Kafese kapatılmış bir kuş,hayvanat bahçesine haps edilmiş bir hayvan,suçsuz yere hapse atılmış bir mahkumdan farksızdım şu dakikadan sonra. Neden bunları yaşıyorum bilmiyorum tek bildiğim biri yada birileri benim ölmemi değilde sürünmemi istiyor. Yatağa zincirlenmiş bir şekilde uzanıyordum. Burası Halis abinin eviydi. Beni en çok şaşırtan bu olmuştu aynı zamanda da korkutan çünkü yıllar önce Halis abiyle tanışmıştık yani önceden planlanmış bişe olma ihtilali beni çok ürkütüyordu.

Yeni uyanmıştım,öğlendi galiba. Bir kaç kere ayağa kalkmaya çalışmıştım ama olmamıştı. Yarım saat sonra içeri Narinle Halis abi geldi. Onlara doğru tiksintiyle baktığımda Halis abi gülerek "Vay bizim uyuyan güzel sonunda uyandı. Naber Rengin?"dedi. Sonra Narin'e dönüp "Natin sen git buna bir ekmek bide hapları getir."diyip yatağa oturdu. "Ah Rengin kim tahmin ederdi senin böyle çaresiz bir şekilde karşımda zincirlere bağlanmış olacağını."diyerek benle dalga geçiyordu. Çaresiz olmamla dalga geçiyordu. 5 dakika içinde Narin elinde bir ekmek birkutu hapla geldi. Hapı Halis abiye verip yanıma oturdu. Ekmeği ağzıma zorla katmaya çalıştığında direndim. Direnmeme karşılık eliyle serçe çenemi tutup kuru ekmeği ağzıma katmaya çalıştı. Ağzıma bir parça geldiğinde,sinirle yüzüne tükürdüm salyayla karışık.

Çığlık atıp yüzüme iki tokat attı sinirle. Ayağa kalkıp ekmeği bir yere indirip Halis abinin elinde ki hapın içinden birtane çıkardı. Bir elini çeneme koyup ağzımı açtı diğer elindeki hapıda ağzıma kattı. Ağzımı kapatıp boynumu sıkarak yatmamı sağladı. Yuttuğumdan emin olduğunda boynumu bırakıp yanımdan gittiler.
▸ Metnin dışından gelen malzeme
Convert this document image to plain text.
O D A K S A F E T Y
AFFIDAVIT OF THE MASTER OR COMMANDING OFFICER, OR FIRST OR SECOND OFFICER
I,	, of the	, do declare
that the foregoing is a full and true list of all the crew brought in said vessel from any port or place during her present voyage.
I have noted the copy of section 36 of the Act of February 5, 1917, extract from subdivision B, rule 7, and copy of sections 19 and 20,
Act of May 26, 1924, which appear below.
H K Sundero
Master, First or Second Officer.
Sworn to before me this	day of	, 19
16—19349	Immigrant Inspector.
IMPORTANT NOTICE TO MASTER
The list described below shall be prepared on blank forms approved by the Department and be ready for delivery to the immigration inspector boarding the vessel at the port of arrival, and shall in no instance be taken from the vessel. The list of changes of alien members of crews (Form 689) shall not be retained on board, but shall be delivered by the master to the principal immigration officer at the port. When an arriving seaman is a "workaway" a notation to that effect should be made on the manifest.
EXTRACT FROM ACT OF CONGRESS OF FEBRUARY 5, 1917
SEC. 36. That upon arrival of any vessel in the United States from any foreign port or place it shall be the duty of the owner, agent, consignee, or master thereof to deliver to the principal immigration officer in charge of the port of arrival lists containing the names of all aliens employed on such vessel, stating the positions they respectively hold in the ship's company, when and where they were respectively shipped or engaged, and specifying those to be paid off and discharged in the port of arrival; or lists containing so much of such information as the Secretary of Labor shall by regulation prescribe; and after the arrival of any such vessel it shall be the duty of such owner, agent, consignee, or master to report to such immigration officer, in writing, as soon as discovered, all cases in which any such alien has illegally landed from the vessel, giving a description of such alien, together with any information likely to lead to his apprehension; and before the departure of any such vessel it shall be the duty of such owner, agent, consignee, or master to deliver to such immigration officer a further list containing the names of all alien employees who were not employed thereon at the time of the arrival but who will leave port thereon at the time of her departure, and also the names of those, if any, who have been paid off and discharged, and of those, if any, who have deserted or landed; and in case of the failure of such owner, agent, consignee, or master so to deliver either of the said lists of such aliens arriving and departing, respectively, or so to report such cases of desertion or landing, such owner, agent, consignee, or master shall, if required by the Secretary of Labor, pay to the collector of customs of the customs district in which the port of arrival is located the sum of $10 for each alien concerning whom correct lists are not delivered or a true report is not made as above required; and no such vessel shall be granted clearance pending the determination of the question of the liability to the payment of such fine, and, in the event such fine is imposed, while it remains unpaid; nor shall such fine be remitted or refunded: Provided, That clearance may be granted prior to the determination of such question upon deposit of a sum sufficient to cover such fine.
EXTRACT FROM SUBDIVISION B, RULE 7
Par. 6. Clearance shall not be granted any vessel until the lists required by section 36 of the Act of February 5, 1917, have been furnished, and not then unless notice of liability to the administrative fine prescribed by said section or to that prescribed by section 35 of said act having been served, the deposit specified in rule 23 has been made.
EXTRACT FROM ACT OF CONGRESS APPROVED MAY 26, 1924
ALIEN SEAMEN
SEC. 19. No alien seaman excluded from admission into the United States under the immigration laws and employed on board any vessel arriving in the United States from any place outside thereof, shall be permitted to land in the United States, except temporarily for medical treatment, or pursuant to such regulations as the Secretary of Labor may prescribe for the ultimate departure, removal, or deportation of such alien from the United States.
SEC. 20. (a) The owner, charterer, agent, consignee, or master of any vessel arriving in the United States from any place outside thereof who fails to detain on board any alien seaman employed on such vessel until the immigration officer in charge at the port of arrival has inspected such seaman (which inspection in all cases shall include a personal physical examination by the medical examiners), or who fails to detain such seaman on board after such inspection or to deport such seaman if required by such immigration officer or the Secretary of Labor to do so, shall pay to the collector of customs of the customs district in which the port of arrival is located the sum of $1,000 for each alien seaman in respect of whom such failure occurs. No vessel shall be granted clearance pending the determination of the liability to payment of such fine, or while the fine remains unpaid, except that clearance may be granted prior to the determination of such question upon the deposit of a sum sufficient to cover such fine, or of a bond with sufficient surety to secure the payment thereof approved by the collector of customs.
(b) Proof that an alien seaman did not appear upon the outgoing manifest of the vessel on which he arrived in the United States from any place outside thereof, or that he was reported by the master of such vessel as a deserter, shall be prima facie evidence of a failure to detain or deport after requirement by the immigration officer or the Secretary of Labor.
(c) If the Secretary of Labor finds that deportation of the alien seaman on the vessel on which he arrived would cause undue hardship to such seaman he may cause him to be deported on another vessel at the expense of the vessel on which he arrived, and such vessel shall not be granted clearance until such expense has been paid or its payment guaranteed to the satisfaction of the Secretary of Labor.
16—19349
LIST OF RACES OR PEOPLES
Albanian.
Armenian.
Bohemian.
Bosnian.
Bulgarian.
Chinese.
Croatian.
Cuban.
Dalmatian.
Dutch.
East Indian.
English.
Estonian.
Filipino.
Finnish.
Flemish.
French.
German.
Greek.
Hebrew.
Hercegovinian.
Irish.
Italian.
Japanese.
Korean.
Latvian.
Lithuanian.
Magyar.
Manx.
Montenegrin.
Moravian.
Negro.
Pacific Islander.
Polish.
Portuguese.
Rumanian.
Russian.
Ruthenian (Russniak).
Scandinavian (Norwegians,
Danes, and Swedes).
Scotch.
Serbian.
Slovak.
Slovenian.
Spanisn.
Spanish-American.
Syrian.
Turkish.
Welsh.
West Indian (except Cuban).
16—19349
Ben ise arkalarından nefessizlikten öksürmeye başladım. Öksürmem bitince vücudumu hissetmeye başlamıştım. Nefes almam zorlaşıyordu,göz kapaklarım benden izinsiz kapanıyordu. Sonrası koca bir karanlık,koca bir yanlızlık.

Yazarın Anlatımıyla

Rengin uyumuştu yada gerçeği söylemek gerekirse beynini uyuşturmuşlardı buda onun bayılmasına sebep olmuştu. Beyinin uyuşturulması çok ciddi sebeplere yol açacak bişedir ama yinede zorla verdiler Rengine. Yaklaşık olarak iki saattir Rengin baygındı. Bu süre zarfında Narinle Halis,Rengin çıldırsın diye onu ormanda terk edilmiş bir eve kitlediler. Halbuki önceden delirmedimi? Yoksa amaç delirtmek değilde acı çekyirmek mi?

Rengin uyanmıştı yada öyle sanılıyordu. Dünyayı yeni keşfediyormuş bir uzaylı gibi bir hali vardı. Belkide gerçekten yeni keşfediyordu. Eski,yıkık dökük bir evin içinde kirli elbiseler içinde uzanıyordu yerde. Etrafa boş gözlerlemi yoksa içinde yüzlerce duygu besleyen gözlerle bakıyordu tartışılır. Ayağa kalkmak istedi ama yapamadı. Uçmayı unutmuş bir kuş gibiydi. Çırpınıyordu,bir sağa bir sola doğru kıvranıyordu...boşa çaba. Bir bebeğin yürümesi aylar alırken o nasıl yürüsün ki. Yaş olmasa bile zihinsel olarak oda bir bebekti artık. Ağzından garip sesler çıkıyordu,zihinsel engelli bir insan gibi anlaşılmaz hareketler sarf ediyordu.

Yaklaşık bir saat böyle geçti. Yavaş yavaş söylediği şeyler anlaşılır hale geliyordu. "Ner...deyim bben?"diye sayıklıyordu. Emekliyerek duvara doğru gitti yavaşça. Elini duvara koyup yavaşça kalkmaya çalıştı. Tam başarmıştı ki yere düştü,tekrar kalkmaya çalıştı ama yine düştü ve tekrar,tekrar. Başarmanın başıda başarısız olmaktır. Bir saatte bu uğraş uğruna harcanıp bitti. Ayağa kalktı,duvara tutuna tutuna kapıya doğru yöneldi. Bir elini kapının kulpuna diğer elinide duvara yaslayıp gücünün yettiğince kapıyı çekti. Açılmadı...tekrar denedi ve tekrar ama yinede açılmadı. Pes edip duvara tutuna tutuna yukarıya çıktı. Enkazın içinde bir enkaz vardı.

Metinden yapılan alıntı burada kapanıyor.